Analysis of drugs and pharmaceuticals in the environment is typically performed with non-chiral chromatographic techniques. The environmental risks posed by chiral compounds analysed in this way must therefore be assumed to be independent of chirality, meaning that each enantiomer is equally potent in toxicity and long-lived in stability. This manuscript examines the degradation of each of the four isomers of ephedrine in river simulating microcosms and links this to toxicity data obtained by exposing three different organisms (D. magna, P. subcapitata and T. thermophila) to each of the isomers individually. Microcosms showed that significant degradation only occurred in biotic conditions and that only two isomers (1R,2S-(-)-ephedrine, 1S,2S-(+)-pseudoephedrine) degraded significantly over a period of fourteen days. This is concerning because at least one of the non-degraded isomers (1S,2R-(+)-ephedrine) has been observed in wastewater effluent, which discharges directly into rivers, meaning these isomers could be persistent in the environment. We also observed formation of 1S,2R-(+)-ephedrine in single isomer 1R,2S-(-)-ephedrine river simulating microcosms. Human liver microsome assays and mass spectrometry based data mining revealed that 1S,2R-(+)-ephedrine is not human derived but it could be formed as a results of microbial metabolic processes. Across all three organisms tested the persistent isomers (1S,2R-(+)-ephedrine and 1R,2R-(-)-pseudoephedrine) were more toxic than those that undergo degradation; meaning that if these isomers are entering or formed in the environment they might represent a potentially hazardous contaminant.

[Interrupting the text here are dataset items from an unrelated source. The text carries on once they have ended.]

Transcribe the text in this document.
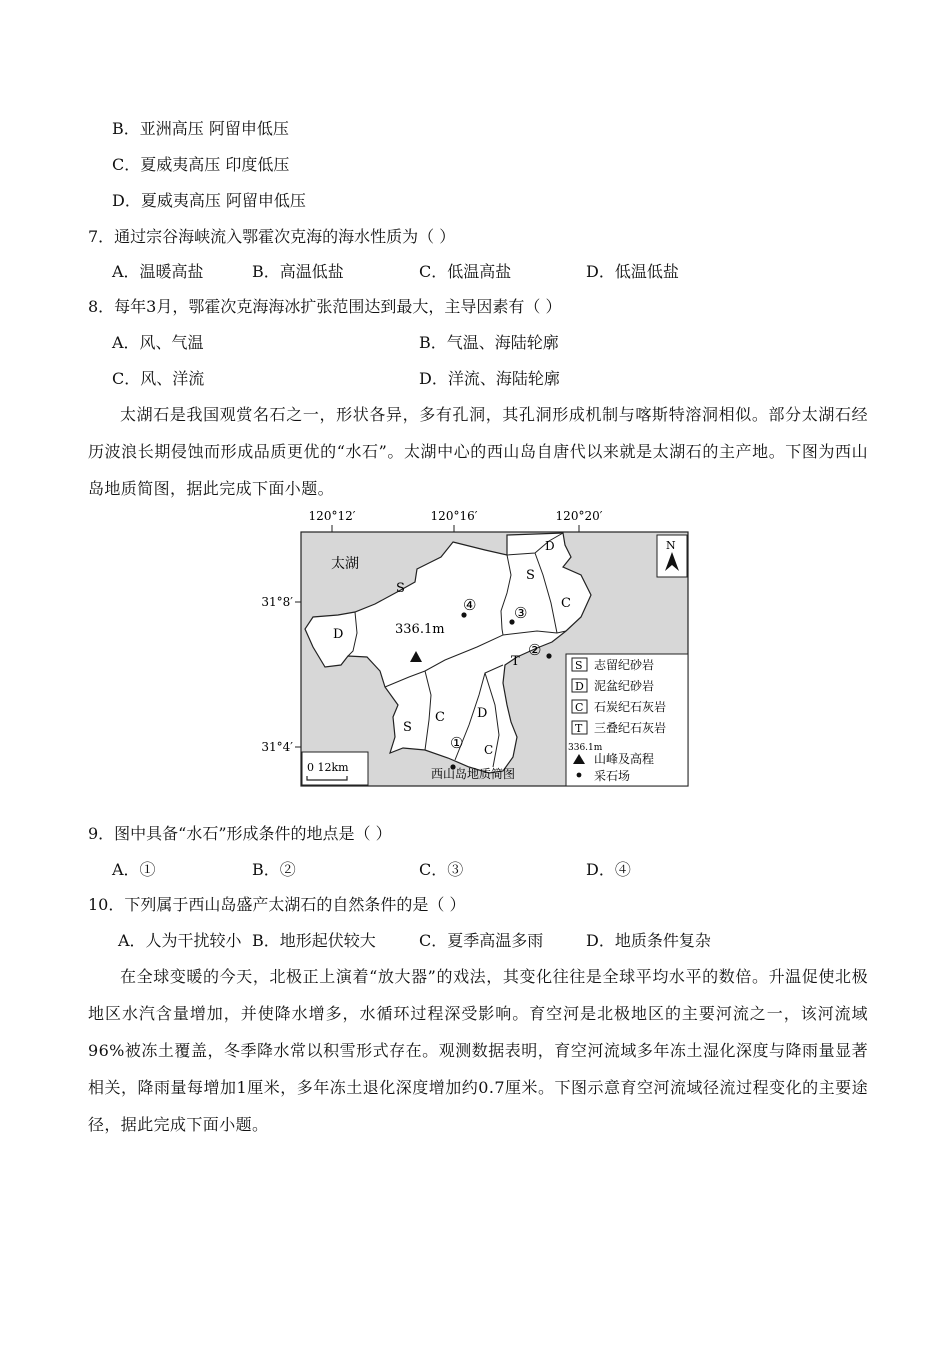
B．亚洲高压 阿留申低压
C．夏威夷高压 印度低压
D．夏威夷高压 阿留申低压
7．通过宗谷海峡流入鄂霍次克海的海水性质为（ ）
A．温暖高盐	B．高温低盐	C．低温高盐	D．低温低盐
8．每年3月，鄂霍次克海海冰扩张范围达到最大，主导因素有（ ）
A．风、气温	B．气温、海陆轮廓
C．风、洋流	D．洋流、海陆轮廓
太湖石是我国观赏名石之一，形状各异，多有孔洞，其孔洞形成机制与喀斯特溶洞相似。部分太湖石经历波浪长期侵蚀而形成品质更优的“水石”。太湖中心的西山岛自唐代以来就是太湖石的主产地。下图为西山岛地质简图，据此完成下面小题。
120°12′	120°16′	120°20′
31°8′
31°4′
太湖
S
S
S
D
D
D
C
C
C
T
336.1m
①
②
③
④
N
0 12km	西山岛地质简图
S 志留纪砂岩
D 泥盆纪砂岩
C 石炭纪石灰岩
T 三叠纪石灰岩
336.1m
山峰及高程
采石场
9．图中具备“水石”形成条件的地点是（ ）
A．①	B．②	C．③	D．④
10．下列属于西山岛盛产太湖石的自然条件的是（ ）
A．人为干扰较小 B．地形起伏较大	C．夏季高温多雨	D．地质条件复杂
在全球变暖的今天，北极正上演着“放大器”的戏法，其变化往往是全球平均水平的数倍。升温促使北极地区水汽含量增加，并使降水增多，水循环过程深受影响。育空河是北极地区的主要河流之一，该河流域96%被冻土覆盖，冬季降水常以积雪形式存在。观测数据表明，育空河流域多年冻土湿化深度与降雨量显著相关，降雨量每增加1厘米，多年冻土退化深度增加约0.7厘米。下图示意育空河流域径流过程变化的主要途径，据此完成下面小题。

通常使用非手性色谱技术进行环境中药物的分析。因此，必须假定以这种方式分析的手性化合物所构成的环境风险与手性无关，这意味着每种对映异构体均具有相同的毒性，并且具有长寿命的稳定性。该手稿检查了模拟河水中麻黄碱的四种异构体各自的降解，并将其与通过将三种不同的生物（D. magna，P。subcapitata和T. thermophila）分别暴露于每种异构体而获得的毒性数据相关联。微观世界表明，只有在生物条件下才会发生明显的降解，并且只有两种异构体（1R，2S -（-）-麻黄碱，1S，2S-（+）-伪麻黄碱）在十四天内显着降解。这是令人担忧的，因为在废水中至少观察到一种未降解的异构体（1S，2R-（+）-麻黄碱），其直接排放到河流中，这意味着这些异构体可能在环境中持久存在。我们还观察到模拟单一世界的单一异构体1R，2S -（-）-麻黄碱中1S，2R-（+）-麻黄碱的形成。人肝微粒体测定和基于质谱的数据挖掘表明，1S，2R-（+）-麻黄碱不是人衍生的，但可能是由于微生物代谢过程而形成的。在所有这三种生物中，测试了持久性异构体（1S，2R-（+）-麻黄碱和1R，2R -（-）-伪麻黄碱）的毒性比被降解的毒性更高；这意味着，如果这些异构体进入或在环境中形成，它们可能代表潜在的危险污染物。